From 1 December 2019 to February 2021, South Australia is taking part in a PBS-subsidised pilot program to reduce opioid-related deaths by making the life-saving medicine, naloxone, available to more people.
Under this program, for the duration of the pilot, pharmacies will be reimbursed for the cost of the naloxone and their dispensing fees. Naloxone is a drug that counteracts opioids and has been used for many years to treat opioid overdose.
In Australia, Take-Home Naloxone refers to the provision of naloxone to non-medically trained people to use in an overdose situation so that the overdose can be treated immediately. People who use opioids for whatever reason, or people who know someone who uses opioids, can get naloxone from pharmacies, and carry it with them in case they witness or experience an overdose.
Naloxone is available in several forms: as a nasal spray (brand name Nyxoid), as an injection with a prefilled syringe (brand name Prenoxad), or as an ampoule which you break and draw into your own syringe.

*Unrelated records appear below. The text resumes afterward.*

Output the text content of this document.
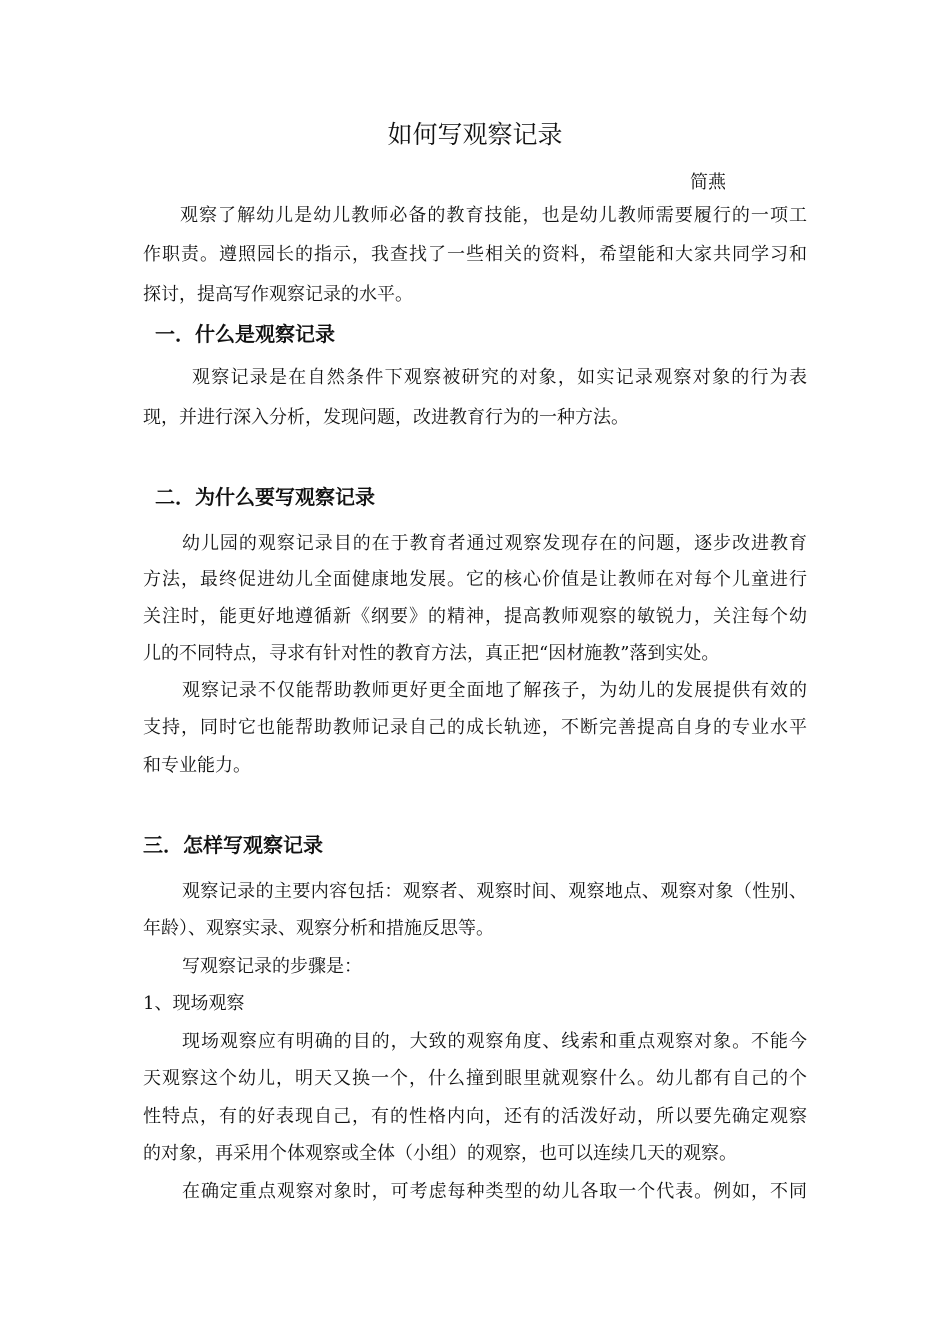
如何写观察记录
简燕
观察了解幼儿是幼儿教师必备的教育技能，也是幼儿教师需要履行的一项工
作职责。遵照园长的指示，我查找了一些相关的资料，希望能和大家共同学习和
探讨，提高写作观察记录的水平。
一．什么是观察记录
观察记录是在自然条件下观察被研究的对象，如实记录观察对象的行为表
现，并进行深入分析，发现问题，改进教育行为的一种方法。
二．为什么要写观察记录
幼儿园的观察记录目的在于教育者通过观察发现存在的问题，逐步改进教育
方法，最终促进幼儿全面健康地发展。它的核心价值是让教师在对每个儿童进行
关注时，能更好地遵循新《纲要》的精神，提高教师观察的敏锐力，关注每个幼
儿的不同特点，寻求有针对性的教育方法，真正把“因材施教”落到实处。
观察记录不仅能帮助教师更好更全面地了解孩子，为幼儿的发展提供有效的
支持，同时它也能帮助教师记录自己的成长轨迹，不断完善提高自身的专业水平
和专业能力。
三．怎样写观察记录
观察记录的主要内容包括：观察者、观察时间、观察地点、观察对象（性别、
年龄）、观察实录、观察分析和措施反思等。
写观察记录的步骤是：
1、现场观察
现场观察应有明确的目的，大致的观察角度、线索和重点观察对象。不能今
天观察这个幼儿，明天又换一个，什么撞到眼里就观察什么。幼儿都有自己的个
性特点，有的好表现自己，有的性格内向，还有的活泼好动，所以要先确定观察
的对象，再采用个体观察或全体（小组）的观察，也可以连续几天的观察。
在确定重点观察对象时，可考虑每种类型的幼儿各取一个代表。例如，不同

For those with limited injecting experience, nasal spray is the easier option.
From 1 December 2019 to February 2021, naloxone will be available free from community pharmacies throughout South Australia. Vouchers for no-cost naloxone are available from hospital and community pharmacies, prisons, primary care settings, and alcohol and other drug services including Clean Needle Program (CNP) sites.

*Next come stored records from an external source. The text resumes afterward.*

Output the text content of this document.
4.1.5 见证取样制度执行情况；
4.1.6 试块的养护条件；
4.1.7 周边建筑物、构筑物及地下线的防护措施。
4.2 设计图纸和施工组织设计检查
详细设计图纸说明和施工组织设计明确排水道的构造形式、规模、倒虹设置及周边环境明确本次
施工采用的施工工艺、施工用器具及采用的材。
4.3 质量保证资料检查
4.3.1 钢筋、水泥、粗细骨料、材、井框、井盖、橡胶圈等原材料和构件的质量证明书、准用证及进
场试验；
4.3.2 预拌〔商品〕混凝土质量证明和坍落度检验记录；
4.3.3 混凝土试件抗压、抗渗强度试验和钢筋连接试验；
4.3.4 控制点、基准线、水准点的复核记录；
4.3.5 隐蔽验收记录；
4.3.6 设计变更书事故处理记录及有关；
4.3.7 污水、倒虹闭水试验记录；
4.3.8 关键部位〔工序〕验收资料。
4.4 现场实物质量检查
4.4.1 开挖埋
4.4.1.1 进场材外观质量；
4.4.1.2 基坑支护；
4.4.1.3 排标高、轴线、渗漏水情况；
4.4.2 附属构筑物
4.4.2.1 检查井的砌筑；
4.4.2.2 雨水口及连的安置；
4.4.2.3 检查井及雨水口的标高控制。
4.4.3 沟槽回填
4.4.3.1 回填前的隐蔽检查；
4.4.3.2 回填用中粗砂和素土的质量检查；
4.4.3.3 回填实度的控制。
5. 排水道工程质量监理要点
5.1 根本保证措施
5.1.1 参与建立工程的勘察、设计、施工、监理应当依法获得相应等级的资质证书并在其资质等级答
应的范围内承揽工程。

The naloxone will be provided together with information on preventing and responding to the adverse effects of opioids.
If you would like a no-cost naloxone voucher, speak to your GP, nurse or CNP worker. You can also ask your local pharmacist for a voucher. If you run into problems getting one, give Hepatitis SA a call on 1800 437 222 and ask for Carol or Margie.

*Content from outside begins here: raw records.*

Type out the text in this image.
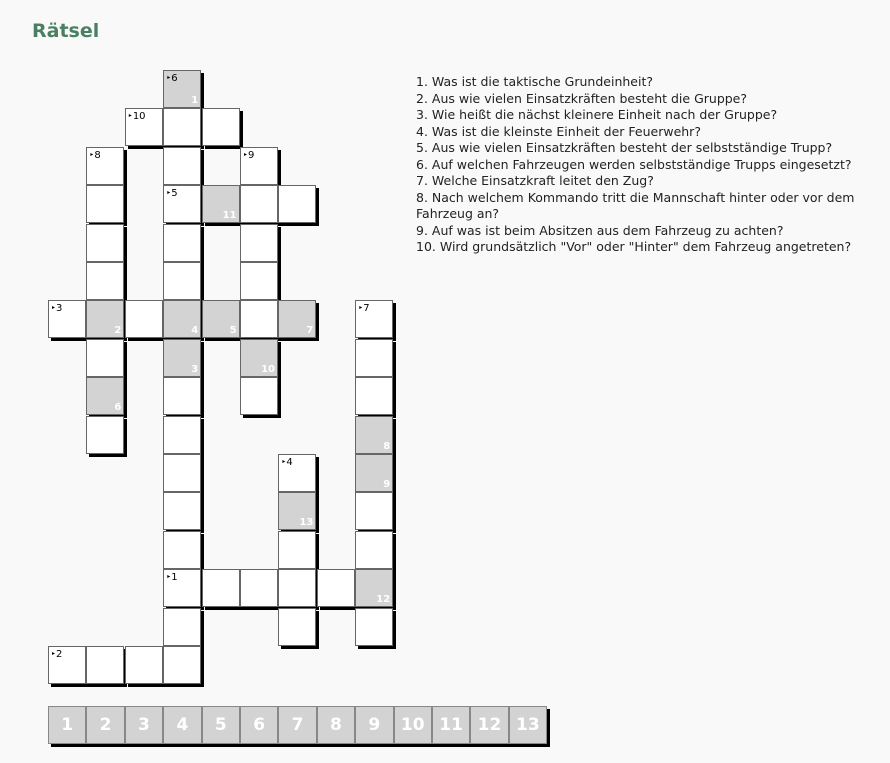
Rätsel
▸ 6
1
▸ 10
▸ 8
▸	9
▸ 5
11
▸ 3
2	4	5	7
▸ 7
3	10
6
8
▸ 4
9
13
▸ 1
12
▸ 2

1. Was ist die taktische Grundeinheit?

2. Aus wie vielen Einsatzkräften besteht die Gruppe?

3. Wie heißt die nächst kleinere Einheit nach der Gruppe?

4. Was ist die kleinste Einheit der Feuerwehr?

5. Aus wie vielen Einsatzkräften besteht der selbstständige Trupp?

6. Auf welchen Fahrzeugen werden selbstständige Trupps eingesetzt?

7. Welche Einsatzkraft leitet den Zug?

8. Nach welchem Kommando tritt die Mannschaft hinter oder vor dem Fahrzeug an?

9. Auf was ist beim Absitzen aus dem Fahrzeug zu achten?

10. Wird grundsätzlich "Vor" oder "Hinter" dem Fahrzeug angetreten?

1	2	3	4	5	6	7	8	9	10 11 12 13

Carol and Margie will also be able to provide you with more information about naloxone and how to prevent overdose. Alternatively, visit overdoselifesavers.org.
The other day I got a call asking me to come and help someone downstairs from my unit. I grabbed my naloxone kit from the top of the fridge and ran down a couple of flights of stairs. When I got there a girlfriend of mine was administering CPR on this guy who I’d never met. People there had already called triple-0.
He was non-responsive, not even responding to pain or anything, so I administered the naloxone. While the CPR continued, I injected a full ampoule of naloxone into the top of his leg, then after 90 seconds, a second one as I could see nothing was changing.
Within about 30 seconds of the second injection, he gave a cough and a bit of spluttering, and things were good. He was slightly aggressive when he started coming round, but I’d asked his girlfriend to start talking to him before he came to, so he would hear voices and wouldn’t be so confused. It’s the confusion that can make people agitated and angry. I had given him two ampoules of naloxone, and when the paramedics got there, they gave him a third.
When I’m attending to someone overdosing, unless it’s my partner, my emotions aren’t there; it’s like running on automatic. A lot of the time, I’m the one administering the CPR while somebody else gives the naloxone. People are scared about doing chest compressions, so I can talk someone through giving an injection while I’m doing chest compressions. Sometimes it’s a matter of needing both. Naloxone will bring somebody around, but if they haven’t had blood circulating and oxygen, they may not be that great when they come around.
I keep my naloxone kit on top of the fridge. It has an overdose badge on it, but it’s like a large make-up bag, and in it there are fits, two different sizes of needles, swabs, my sharps container, and there is a little box with the ampoules and instructions inside it, in case it’s not me using it.
Friends who visit me all know where my kit is, and we’re all pretty comfortable and confident with how to use naloxone. It’s part of taking responsibility for your own drug use.
I think it would be good if it could be made less expensive. It’s not like people are going to be getting that drug to take it for themselves—it’s a public service! So if the cost could be kept down, it would be easier for some people to get. Because not everybody sees a GP regularly and the price should not be a barrier. They have to have access to naloxone.